A economia brasileira é muito fechada. Muitas vezes os ganhos de produtividade vêm de combinações de insumos brasileiros com insumos estrangeiros. E uma economia na qual você protege bens de capital, afeta a produtividade de todos os outros setores. A proteção em si já traz embutida uma força que diminui o crescimento da produtividade. É um problema sério, pois os ganhos de produtividade em indústria são em geral trazidos por novos participantes que tomam o mercado das velhas firmas.

E a questão dos impostos?

Há alguns anos tentei entender o ICMS brasileiro só no Rio de Janeiro, e não consegui. O sistema foi construído pouco a pouco com “essa indústria pediu isso, outra aquilo”. Nesta eleição, houve várias propostas, que acho boas, de substituir todos esses impostos que afetam produção e distribuição, como ICMS, por um só imposto sobre valor agregado, que é um sistema que se usa na Europa.

Das propostas apresentadas pelos candidatos, alguma faz acender sinal de alerta?

Na campanha do Bolsonaro, no começo, o sistema de capitalização estava aparecendo como uma solução mágica para o problema da Previdência. Acho que agora está se admitindo que precisa ser algo com transição. Mas é o tipo da coisa que preocupa, porque a passagem para o sistema de capitalização no curto prazo vai ter um custo fiscal. Do lado do Fernando Haddad, o que me preocupa é diminuir a importância da reforma da Previdência e os ataques à reforma trabalhista.

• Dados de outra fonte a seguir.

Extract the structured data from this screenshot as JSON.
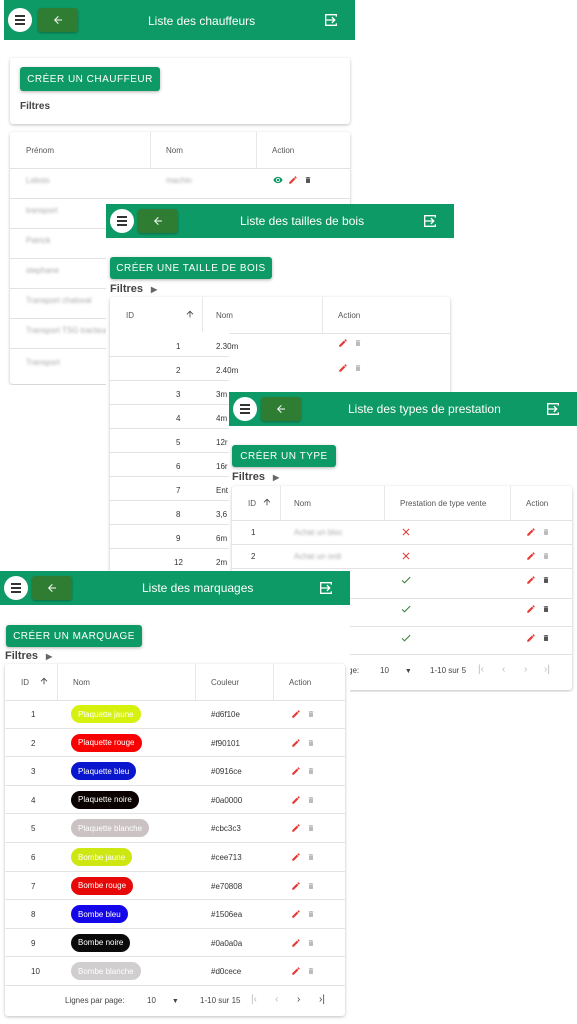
{
  "chauffeurs": {
    "title": "Liste des chauffeurs",
    "create_label": "CRÉER UN CHAUFFEUR",
    "filters_label": "Filtres",
    "columns": [
      "Prénom",
      "Nom",
      "Action"
    ],
    "rows": [
      {
        "prenom": "Lebois",
        "nom": "machin"
      },
      {
        "prenom": "transport",
        "nom": ""
      },
      {
        "prenom": "Patrick",
        "nom": ""
      },
      {
        "prenom": "stephane",
        "nom": ""
      },
      {
        "prenom": "Transport chaloval",
        "nom": ""
      },
      {
        "prenom": "Transport TSG tracteur",
        "nom": ""
      },
      {
        "prenom": "Transport",
        "nom": ""
      }
    ]
  },
  "tailles": {
    "title": "Liste des tailles de bois",
    "create_label": "CRÉER UNE TAILLE DE BOIS",
    "filters_label": "Filtres",
    "columns": [
      "ID",
      "Nom",
      "Action"
    ],
    "rows": [
      {
        "id": "1",
        "nom": "2.30m"
      },
      {
        "id": "2",
        "nom": "2.40m"
      },
      {
        "id": "3",
        "nom": "3m"
      },
      {
        "id": "4",
        "nom": "4m"
      },
      {
        "id": "5",
        "nom": "12r"
      },
      {
        "id": "6",
        "nom": "16r"
      },
      {
        "id": "7",
        "nom": "Ent"
      },
      {
        "id": "8",
        "nom": "3,6"
      },
      {
        "id": "9",
        "nom": "6m"
      },
      {
        "id": "12",
        "nom": "2m"
      }
    ]
  },
  "types": {
    "title": "Liste des types de prestation",
    "create_label": "CRÉER UN TYPE",
    "filters_label": "Filtres",
    "columns": [
      "ID",
      "Nom",
      "Prestation de type vente",
      "Action"
    ],
    "rows": [
      {
        "id": "1",
        "nom": "Achat un bloc",
        "vente": "no"
      },
      {
        "id": "2",
        "nom": "Achat un ordi",
        "vente": "no"
      },
      {
        "id": "",
        "nom": "",
        "vente": "yes"
      },
      {
        "id": "",
        "nom": "",
        "vente": "yes"
      },
      {
        "id": "",
        "nom": "",
        "vente": "yes"
      }
    ],
    "pagination": {
      "rows_label": "ge:",
      "rows_value": "10",
      "range": "1-10 sur 5"
    }
  },
  "marquages": {
    "title": "Liste des marquages",
    "create_label": "CRÉER UN MARQUAGE",
    "filters_label": "Filtres",
    "columns": [
      "ID",
      "Nom",
      "Couleur",
      "Action"
    ],
    "rows": [
      {
        "id": "1",
        "nom": "Plaquette jaune",
        "couleur": "#d6f10e",
        "text_color": "#ffffff"
      },
      {
        "id": "2",
        "nom": "Plaquette rouge",
        "couleur": "#f90101",
        "text_color": "#ffffff"
      },
      {
        "id": "3",
        "nom": "Plaquette bleu",
        "couleur": "#0916ce",
        "text_color": "#ffffff"
      },
      {
        "id": "4",
        "nom": "Plaquette noire",
        "couleur": "#0a0000",
        "text_color": "#ffffff"
      },
      {
        "id": "5",
        "nom": "Plaquette blanche",
        "couleur": "#cbc3c3",
        "text_color": "#ffffff"
      },
      {
        "id": "6",
        "nom": "Bombe jaune",
        "couleur": "#cee713",
        "text_color": "#ffffff"
      },
      {
        "id": "7",
        "nom": "Bombe rouge",
        "couleur": "#e70808",
        "text_color": "#ffffff"
      },
      {
        "id": "8",
        "nom": "Bombe bleu",
        "couleur": "#1506ea",
        "text_color": "#ffffff"
      },
      {
        "id": "9",
        "nom": "Bombe noire",
        "couleur": "#0a0a0a",
        "text_color": "#ffffff"
      },
      {
        "id": "10",
        "nom": "Bombe blanche",
        "couleur": "#d0cece",
        "text_color": "#ffffff"
      }
    ],
    "pagination": {
      "rows_label": "Lignes par page:",
      "rows_value": "10",
      "range": "1-10 sur 15"
    }
  },
  "colors": {
    "primary": "#0e9a67",
    "back": "#2f7d32",
    "edit": "#e53935",
    "view": "#0e9a67",
    "check": "#2e7d32",
    "cross": "#e53935"
  }
}
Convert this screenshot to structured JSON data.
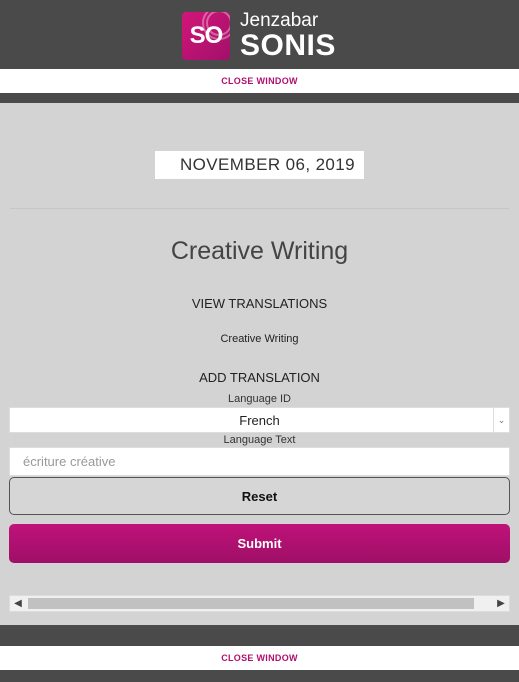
{
  "header": {
    "logo_mark": "SO",
    "brand": "Jenzabar",
    "product": "SONIS"
  },
  "close_window_label": "CLOSE WINDOW",
  "date": "NOVEMBER 06, 2019",
  "course_title": "Creative Writing",
  "view_translations": {
    "heading": "VIEW TRANSLATIONS",
    "items": [
      "Creative Writing"
    ]
  },
  "add_translation": {
    "heading": "ADD TRANSLATION",
    "language_id_label": "Language ID",
    "language_id_value": "French",
    "language_text_label": "Language Text",
    "language_text_value": "écriture créative"
  },
  "buttons": {
    "reset": "Reset",
    "submit": "Submit"
  },
  "colors": {
    "accent": "#b0116f",
    "chrome": "#4a4a4a",
    "panel": "#d3d3d3"
  }
}
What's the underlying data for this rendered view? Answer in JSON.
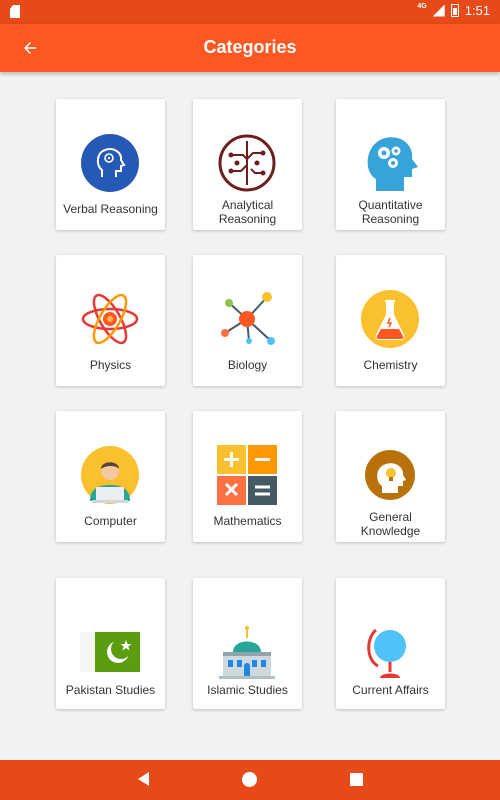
{
  "status_bar": {
    "network": "4G",
    "time": "1:51"
  },
  "app_bar": {
    "title": "Categories",
    "back_icon": "arrow-back-icon"
  },
  "categories": [
    {
      "label": "Verbal Reasoning",
      "icon": "head-brain-icon"
    },
    {
      "label": "Analytical Reasoning",
      "icon": "brain-circuit-icon"
    },
    {
      "label": "Quantitative Reasoning",
      "icon": "head-gears-icon"
    },
    {
      "label": "Physics",
      "icon": "atom-icon"
    },
    {
      "label": "Biology",
      "icon": "molecule-icon"
    },
    {
      "label": "Chemistry",
      "icon": "flask-icon"
    },
    {
      "label": "Computer",
      "icon": "user-laptop-icon"
    },
    {
      "label": "Mathematics",
      "icon": "calculator-operations-icon"
    },
    {
      "label": "General Knowledge",
      "icon": "head-bulb-icon"
    },
    {
      "label": "Pakistan Studies",
      "icon": "pakistan-flag-icon"
    },
    {
      "label": "Islamic Studies",
      "icon": "mosque-icon"
    },
    {
      "label": "Current Affairs",
      "icon": "globe-icon"
    }
  ],
  "colors": {
    "primary": "#ff5722",
    "primary_dark": "#e64a19",
    "background": "#f2f2f2"
  }
}
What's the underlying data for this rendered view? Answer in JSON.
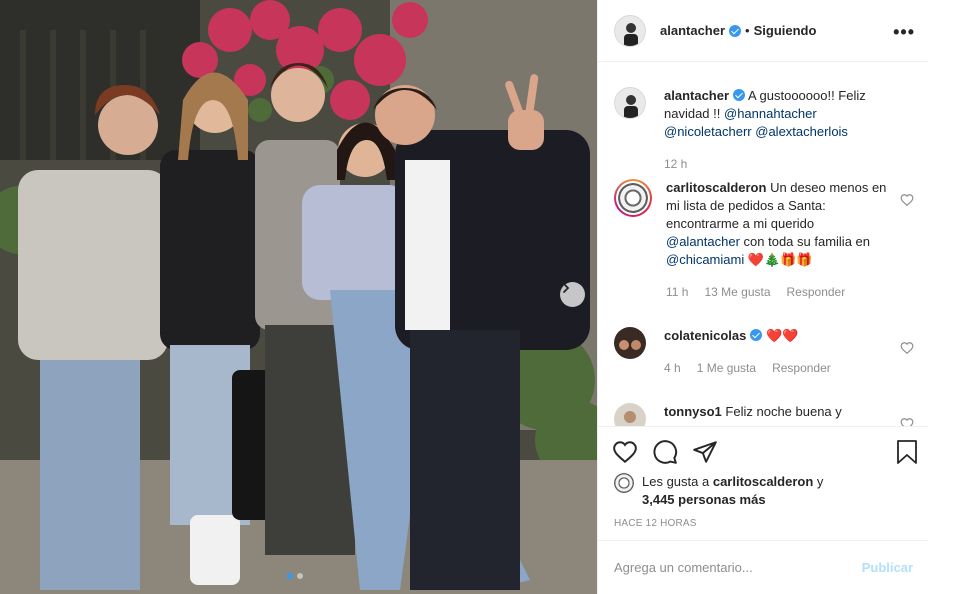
{
  "post": {
    "photo_alt": "",
    "carousel": {
      "total_slides": 2,
      "active_index": 0
    }
  },
  "header": {
    "username": "alantacher",
    "separator": "•",
    "follow_status": "Siguiendo",
    "more_label": "•••"
  },
  "caption": {
    "username": "alantacher",
    "text": "A gustoooooo!! Feliz navidad !!",
    "mentions": [
      "@hannahtacher",
      "@nicoletacherr",
      "@alextacherlois"
    ],
    "time": "12 h"
  },
  "comments": [
    {
      "username": "carlitoscalderon",
      "text_before": "Un deseo menos en mi lista de pedidos a Santa: encontrarme a mi querido",
      "mention1": "@alantacher",
      "text_middle": "con toda su familia en",
      "mention2": "@chicamiami",
      "emoji": "❤️🎄🎁🎁",
      "time": "11 h",
      "likes": "13 Me gusta",
      "reply": "Responder"
    },
    {
      "username": "colatenicolas",
      "emoji": "❤️❤️",
      "time": "4 h",
      "likes": "1 Me gusta",
      "reply": "Responder"
    },
    {
      "username": "tonnyso1",
      "text": "Feliz noche buena y"
    }
  ],
  "likes_summary": {
    "prefix": "Les gusta a",
    "username": "carlitoscalderon",
    "conj": "y",
    "count_text": "3,445 personas más"
  },
  "posted_ago": "HACE 12 HORAS",
  "add_comment": {
    "placeholder": "Agrega un comentario...",
    "publish_label": "Publicar"
  },
  "colors": {
    "accent": "#3897f0",
    "mention": "#003569",
    "muted": "#8e8e8e",
    "publish_disabled": "#b2dffc"
  }
}
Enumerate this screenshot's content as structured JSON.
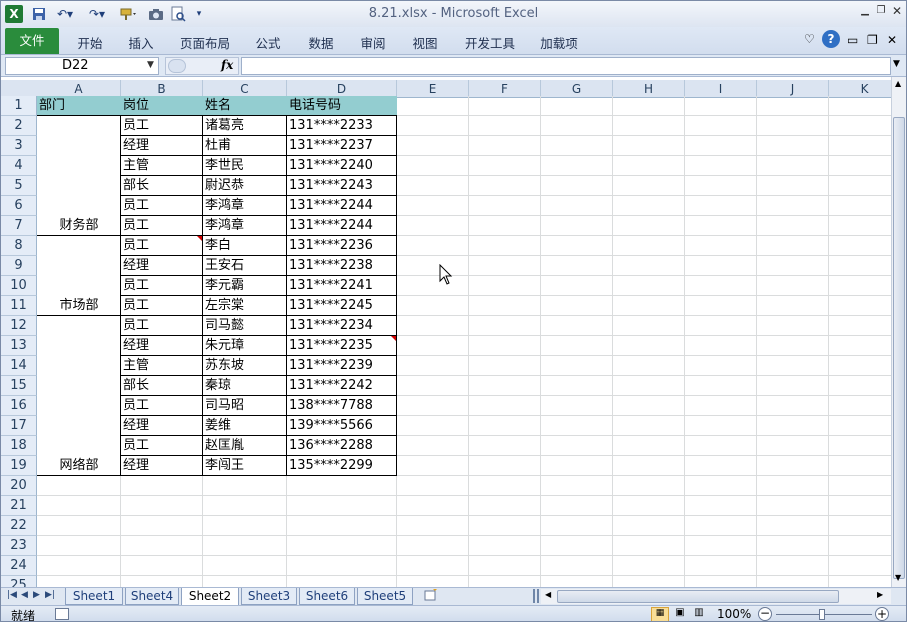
{
  "window": {
    "title": "8.21.xlsx  -  Microsoft Excel"
  },
  "ribbon": {
    "file_label": "文件",
    "tabs": [
      "开始",
      "插入",
      "页面布局",
      "公式",
      "数据",
      "审阅",
      "视图",
      "开发工具",
      "加载项"
    ]
  },
  "formula_bar": {
    "name_box": "D22",
    "fx_label": "fx",
    "content": ""
  },
  "columns": [
    "A",
    "B",
    "C",
    "D",
    "E",
    "F",
    "G",
    "H",
    "I",
    "J",
    "K"
  ],
  "rows": [
    "1",
    "2",
    "3",
    "4",
    "5",
    "6",
    "7",
    "8",
    "9",
    "10",
    "11",
    "12",
    "13",
    "14",
    "15",
    "16",
    "17",
    "18",
    "19",
    "20",
    "21",
    "22",
    "23",
    "24",
    "25"
  ],
  "table": {
    "headers": [
      "部门",
      "岗位",
      "姓名",
      "电话号码"
    ],
    "departments": [
      {
        "label": "财务部"
      },
      {
        "label": "市场部"
      },
      {
        "label": "网络部"
      }
    ],
    "rows": [
      [
        "员工",
        "诸葛亮",
        "131****2233"
      ],
      [
        "经理",
        "杜甫",
        "131****2237"
      ],
      [
        "主管",
        "李世民",
        "131****2240"
      ],
      [
        "部长",
        "尉迟恭",
        "131****2243"
      ],
      [
        "员工",
        "李鸿章",
        "131****2244"
      ],
      [
        "员工",
        "李鸿章",
        "131****2244"
      ],
      [
        "员工",
        "李白",
        "131****2236"
      ],
      [
        "经理",
        "王安石",
        "131****2238"
      ],
      [
        "员工",
        "李元霸",
        "131****2241"
      ],
      [
        "员工",
        "左宗棠",
        "131****2245"
      ],
      [
        "员工",
        "司马懿",
        "131****2234"
      ],
      [
        "经理",
        "朱元璋",
        "131****2235"
      ],
      [
        "主管",
        "苏东坡",
        "131****2239"
      ],
      [
        "部长",
        "秦琼",
        "131****2242"
      ],
      [
        "员工",
        "司马昭",
        "138****7788"
      ],
      [
        "经理",
        "姜维",
        "139****5566"
      ],
      [
        "员工",
        "赵匡胤",
        "136****2288"
      ],
      [
        "经理",
        "李闯王",
        "135****2299"
      ]
    ]
  },
  "sheets": [
    {
      "name": "Sheet1",
      "active": false
    },
    {
      "name": "Sheet4",
      "active": false
    },
    {
      "name": "Sheet2",
      "active": true
    },
    {
      "name": "Sheet3",
      "active": false
    },
    {
      "name": "Sheet6",
      "active": false
    },
    {
      "name": "Sheet5",
      "active": false
    }
  ],
  "status": {
    "ready": "就绪",
    "zoom": "100%"
  },
  "colors": {
    "header_fill": "#93cdd0",
    "comment_marker": "#d00000",
    "file_tab": "#2a8c3c"
  }
}
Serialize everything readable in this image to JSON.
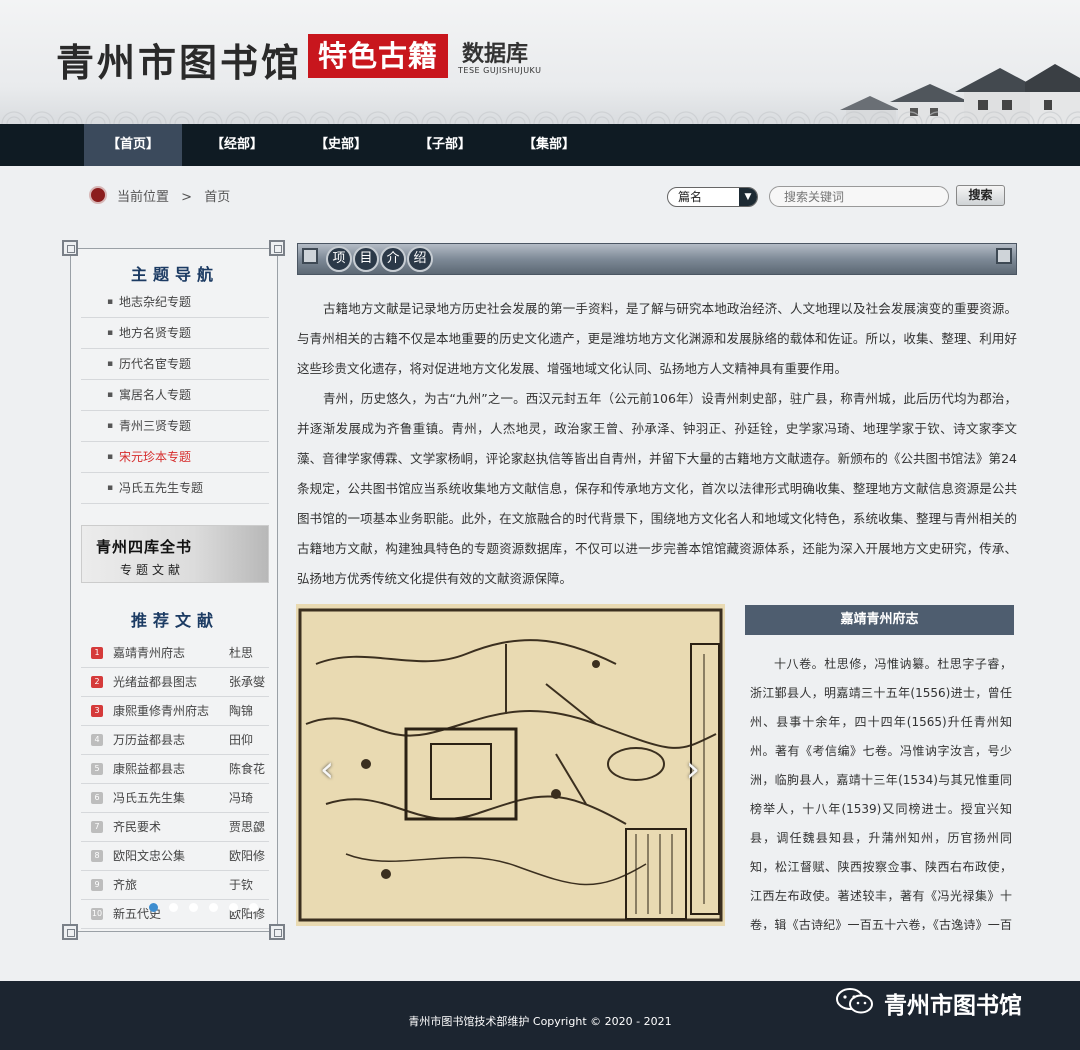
{
  "header": {
    "library_name": "青州市图书馆",
    "special_label": "特色古籍",
    "database_label": "数据库",
    "pinyin": "TESE GUJISHUJUKU"
  },
  "nav": [
    "【首页】",
    "【经部】",
    "【史部】",
    "【子部】",
    "【集部】"
  ],
  "breadcrumb": {
    "location": "当前位置",
    "separator": ">",
    "current": "首页"
  },
  "search": {
    "select_value": "篇名",
    "placeholder": "搜索关键词",
    "button": "搜索"
  },
  "sidebar": {
    "topic_heading": "主题导航",
    "topics": [
      "地志杂纪专题",
      "地方名贤专题",
      "历代名宦专题",
      "寓居名人专题",
      "青州三贤专题",
      "宋元珍本专题",
      "冯氏五先生专题"
    ],
    "banner": {
      "title": "青州四库全书",
      "subtitle": "专题文献"
    },
    "rec_heading": "推荐文献",
    "recommended": [
      {
        "num": "1",
        "title": "嘉靖青州府志",
        "author": "杜思"
      },
      {
        "num": "2",
        "title": "光绪益都县图志",
        "author": "张承燮"
      },
      {
        "num": "3",
        "title": "康熙重修青州府志",
        "author": "陶锦"
      },
      {
        "num": "4",
        "title": "万历益都县志",
        "author": "田仰"
      },
      {
        "num": "5",
        "title": "康熙益都县志",
        "author": "陈食花"
      },
      {
        "num": "6",
        "title": "冯氏五先生集",
        "author": "冯琦"
      },
      {
        "num": "7",
        "title": "齐民要术",
        "author": "贾思勰"
      },
      {
        "num": "8",
        "title": "欧阳文忠公集",
        "author": "欧阳修"
      },
      {
        "num": "9",
        "title": "齐旅",
        "author": "于钦"
      },
      {
        "num": "10",
        "title": "新五代史",
        "author": "欧阳修"
      }
    ]
  },
  "main": {
    "section_title": [
      "项",
      "目",
      "介",
      "绍"
    ],
    "intro_p1": "古籍地方文献是记录地方历史社会发展的第一手资料，是了解与研究本地政治经济、人文地理以及社会发展演变的重要资源。与青州相关的古籍不仅是本地重要的历史文化遗产，更是潍坊地方文化渊源和发展脉络的载体和佐证。所以，收集、整理、利用好这些珍贵文化遗存，将对促进地方文化发展、增强地域文化认同、弘扬地方人文精神具有重要作用。",
    "intro_p2": "青州，历史悠久，为古“九州”之一。西汉元封五年（公元前106年）设青州刺史部，驻广县，称青州城，此后历代均为郡治，并逐渐发展成为齐鲁重镇。青州，人杰地灵，政治家王曾、孙承泽、钟羽正、孙廷铨，史学家冯琦、地理学家于钦、诗文家李文藻、音律学家傅霖、文学家杨峒，评论家赵执信等皆出自青州，并留下大量的古籍地方文献遗存。新颁布的《公共图书馆法》第24条规定，公共图书馆应当系统收集地方文献信息，保存和传承地方文化，首次以法律形式明确收集、整理地方文献信息资源是公共图书馆的一项基本业务职能。此外，在文旅融合的时代背景下，围绕地方文化名人和地域文化特色，系统收集、整理与青州相关的古籍地方文献，构建独具特色的专题资源数据库，不仅可以进一步完善本馆馆藏资源体系，还能为深入开展地方文史研究，传承、弘扬地方优秀传统文化提供有效的文献资源保障。",
    "carousel": {
      "prev": "‹",
      "next": "›",
      "dots": 6,
      "active_dot": 1
    },
    "detail": {
      "title": "嘉靖青州府志",
      "text": "十八卷。杜思修，冯惟讷纂。杜思字子睿，浙江鄞县人，明嘉靖三十五年(1556)进士，曾任州、县事十余年，四十四年(1565)升任青州知州。著有《考信编》七卷。冯惟讷字汝言，号少洲，临朐县人，嘉靖十三年(1534)与其兄惟重同榜举人，十八年(1539)又同榜进士。授宜兴知县，调任魏县知县，升蒲州知州，历官扬州同知，松江督赋、陕西按察佥事、陕西右布政使，江西左布政使。著述较丰，著有《冯光禄集》十卷，辑《古诗纪》一百五十六卷，《古逸诗》一百三十卷等。按青州，自隋、唐以来治益都，元"
    }
  },
  "footer": {
    "copyright": "青州市图书馆技术部维护 Copyright © 2020 - 2021",
    "wechat_name": "青州市图书馆"
  },
  "colors": {
    "nav_bg": "#0f1b23",
    "nav_active": "#3b4a5c",
    "accent_red": "#c8161d",
    "footer_bg": "#1c2530"
  }
}
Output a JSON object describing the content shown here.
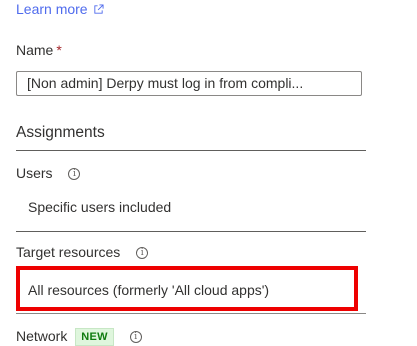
{
  "learn_more": {
    "label": "Learn more",
    "icon": "external-link-icon"
  },
  "name_field": {
    "label": "Name",
    "required_marker": "*",
    "value": "[Non admin] Derpy must log in from compli..."
  },
  "assignments": {
    "heading": "Assignments"
  },
  "users": {
    "label": "Users",
    "info_icon": "info-icon",
    "value": "Specific users included"
  },
  "target_resources": {
    "label": "Target resources",
    "info_icon": "info-icon",
    "value": "All resources (formerly 'All cloud apps')"
  },
  "network": {
    "label": "Network",
    "badge": "NEW",
    "info_icon": "info-icon"
  },
  "colors": {
    "link": "#4f6bed",
    "highlight": "#ee0000",
    "badge_bg": "#dff6dd",
    "badge_text": "#107c10",
    "required": "#a4262c"
  }
}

E o combate à corrupção? Pode ajudar a fomentar o crescimento nos próximos anos?

Os problemas do Brasil estão muito acima disso. O combate à corrupção não é a solução para todos os problemas. Tínhamos um problema seriíssimo de inflação – e resolvê-lo não solucionou todos os problemas. De certa maneira, isso tem um efeito muito maior na economia do que o custo da corrupção. Não vai se resolver tudo só pensando em combate à corrupção. Precisamos trabalhar as instituições, melhorar a qualidade das instituições, decidir o que o governo poderá fazer. As informações são do jornal O Estado de S. Paulo.